Mir geht es im Artikel darum aufzuzeigen, warum es auf Basis der verfügbaren Zahlen schwierig ist klare Aussagen zu machen und welche Informationen es eigentlich bräuchte.
Liebe Frau Wunsch
Ich habe ihren Punkt verstanden und kritisieren den Ansatz gar nicht. Bin nur neugierig. Wären die Resultate identisch, wenn man die U60 miteinbeziehen würde?
Lieber Herr Marty
Für alle Altersgruppen zusammen liegen die Maxima bei 1805 Toten 2015, 1746 Toten 2017 und 1749 Toten 2020. Es ergibt sich also dasselbe Bild.
ein Kommentar sollte immer den Namen des Verfassers zeigen
Bei der Diskussion um die Gefährlichkeit von Covid-19 könnte ein Blick in andere Länder gewinnbringend sein. Beispielsweise zeigt sich in New York eine klare Übersterblichkeit (siehe beispielsweise Auswertungen der NY-Times). Der frühe Lockdown der Schweiz dürfte ein wesentlicher Grund sein, weshalb wir hierzulande glücklicherweise nicht auch solche explodierenden Todeszahlen sehen. Denn sobald das Gesundheitssystem an seine Kapazitätsgrenze stösst, steigt die Rate der Todesfälle stark an (siehe beispielsweise Nature Medicine, 2020, combating covid-19: health equity matters) und liegt dann deutlich über der einer (starken) Influenza. Hingegen kam es in den letzten Jahrzehnten in westlichen Ländern aufgrund von Influenzawellen zu keinen Kapazitätsengpässen in den Gesundheitssystemen.
Daraus ergibt sich eigentlich eine recht klare Schlussfolgerung: Das neue Covid-19 ist nicht mit einer herkömmlichen Grippe vergleichbar, sondern um einiges gefährlicher, selbst wenn sich dies in den Schweizer Zahlen aufgrund des Lockdowns nicht zeigt.
Für die Zukunft wird es wichtig sein zu verstehen, warum es trotz ähnlicher oder sogar drastischerer Massnahmen als in der Schweiz in einigen Ländern zu einer Überlastung des Gesundheitssystems gekommen ist, in anderen trotz weniger drastischerer Massnahmen jedoch nicht. Nur wenn wir die Determinanten der Anzahl Todesfälle und der Belastung des Gesundheitssystems in ihrer Gänze verstehen, können wir gezieltere Massnahmen ergreifen. Momentan sehen wir nur Indizien und Korrelationen, die Hinweise auf Zusammenhänge geben.
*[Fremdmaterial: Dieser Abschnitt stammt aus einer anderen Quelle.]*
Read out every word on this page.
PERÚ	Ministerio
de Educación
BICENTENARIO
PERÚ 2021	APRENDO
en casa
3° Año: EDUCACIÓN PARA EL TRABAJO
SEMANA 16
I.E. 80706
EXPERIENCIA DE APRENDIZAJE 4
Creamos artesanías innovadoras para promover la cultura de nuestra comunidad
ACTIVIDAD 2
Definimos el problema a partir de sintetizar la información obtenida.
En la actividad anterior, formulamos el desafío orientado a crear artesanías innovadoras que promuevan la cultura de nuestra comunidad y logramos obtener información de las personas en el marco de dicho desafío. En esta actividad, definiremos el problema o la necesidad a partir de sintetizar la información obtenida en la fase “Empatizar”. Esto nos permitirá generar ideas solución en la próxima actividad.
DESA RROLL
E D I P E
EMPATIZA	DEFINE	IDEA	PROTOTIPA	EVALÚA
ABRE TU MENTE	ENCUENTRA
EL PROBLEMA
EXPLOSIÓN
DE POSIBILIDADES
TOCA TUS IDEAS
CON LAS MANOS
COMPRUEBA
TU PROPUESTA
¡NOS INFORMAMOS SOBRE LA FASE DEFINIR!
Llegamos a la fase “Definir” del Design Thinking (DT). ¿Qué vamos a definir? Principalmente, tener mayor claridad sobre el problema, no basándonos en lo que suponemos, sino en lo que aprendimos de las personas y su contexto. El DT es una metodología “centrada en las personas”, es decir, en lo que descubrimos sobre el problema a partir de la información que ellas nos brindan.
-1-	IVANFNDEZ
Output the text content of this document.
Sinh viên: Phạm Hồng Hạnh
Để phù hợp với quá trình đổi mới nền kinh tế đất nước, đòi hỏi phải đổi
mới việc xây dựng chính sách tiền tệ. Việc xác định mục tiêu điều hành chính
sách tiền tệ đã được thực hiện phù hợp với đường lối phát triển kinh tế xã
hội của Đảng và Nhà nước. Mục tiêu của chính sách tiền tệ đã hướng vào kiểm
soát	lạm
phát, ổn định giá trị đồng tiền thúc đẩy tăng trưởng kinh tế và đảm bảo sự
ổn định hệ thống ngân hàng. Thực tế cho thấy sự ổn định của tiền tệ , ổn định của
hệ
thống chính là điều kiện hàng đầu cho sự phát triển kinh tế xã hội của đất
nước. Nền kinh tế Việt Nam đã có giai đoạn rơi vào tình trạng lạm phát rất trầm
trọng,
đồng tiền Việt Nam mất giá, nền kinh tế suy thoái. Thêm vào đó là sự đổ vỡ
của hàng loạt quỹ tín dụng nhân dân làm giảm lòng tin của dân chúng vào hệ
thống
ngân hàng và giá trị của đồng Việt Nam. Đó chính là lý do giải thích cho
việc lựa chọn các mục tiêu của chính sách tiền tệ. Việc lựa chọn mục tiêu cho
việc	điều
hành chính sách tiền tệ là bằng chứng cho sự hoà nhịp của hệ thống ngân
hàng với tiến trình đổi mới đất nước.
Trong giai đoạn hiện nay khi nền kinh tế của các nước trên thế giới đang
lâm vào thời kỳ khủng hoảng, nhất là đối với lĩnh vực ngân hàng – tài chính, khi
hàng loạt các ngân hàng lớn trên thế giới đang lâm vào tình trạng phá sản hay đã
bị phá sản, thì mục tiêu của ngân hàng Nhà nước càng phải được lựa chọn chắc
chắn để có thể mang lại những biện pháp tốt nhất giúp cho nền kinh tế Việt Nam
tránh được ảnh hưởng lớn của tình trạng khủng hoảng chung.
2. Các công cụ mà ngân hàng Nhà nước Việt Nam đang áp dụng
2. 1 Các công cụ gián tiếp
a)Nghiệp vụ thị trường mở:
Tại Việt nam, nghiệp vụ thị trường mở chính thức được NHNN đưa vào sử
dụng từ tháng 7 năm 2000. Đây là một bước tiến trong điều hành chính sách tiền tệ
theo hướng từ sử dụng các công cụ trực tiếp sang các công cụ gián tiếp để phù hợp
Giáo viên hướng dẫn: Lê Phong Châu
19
Was beim Lesen so einfach aussieht und bestens nachvollziehbar ist, verlangt von der Verfasserin ein hohes Mass an Überblick und ein noch höheres an Unabhängigkeit. Die Autorin hat auch den Mut, die noch offenen Fragen offen auf den Tisch legen und damit den zukünftigen Fokus auf die entscheidenden Fakten zu legen. So etwas habe ich selbst in der NZZ schwer vermisst. Selbsternannte Experten präsentierten sich in den Medien allwissend und alternativlos. Beim Vergleich mit den Grippewellen von 2015 und 2017 ist noch zu beachten, dass ein relevanter Anteil der Bevölkerung geimpft war.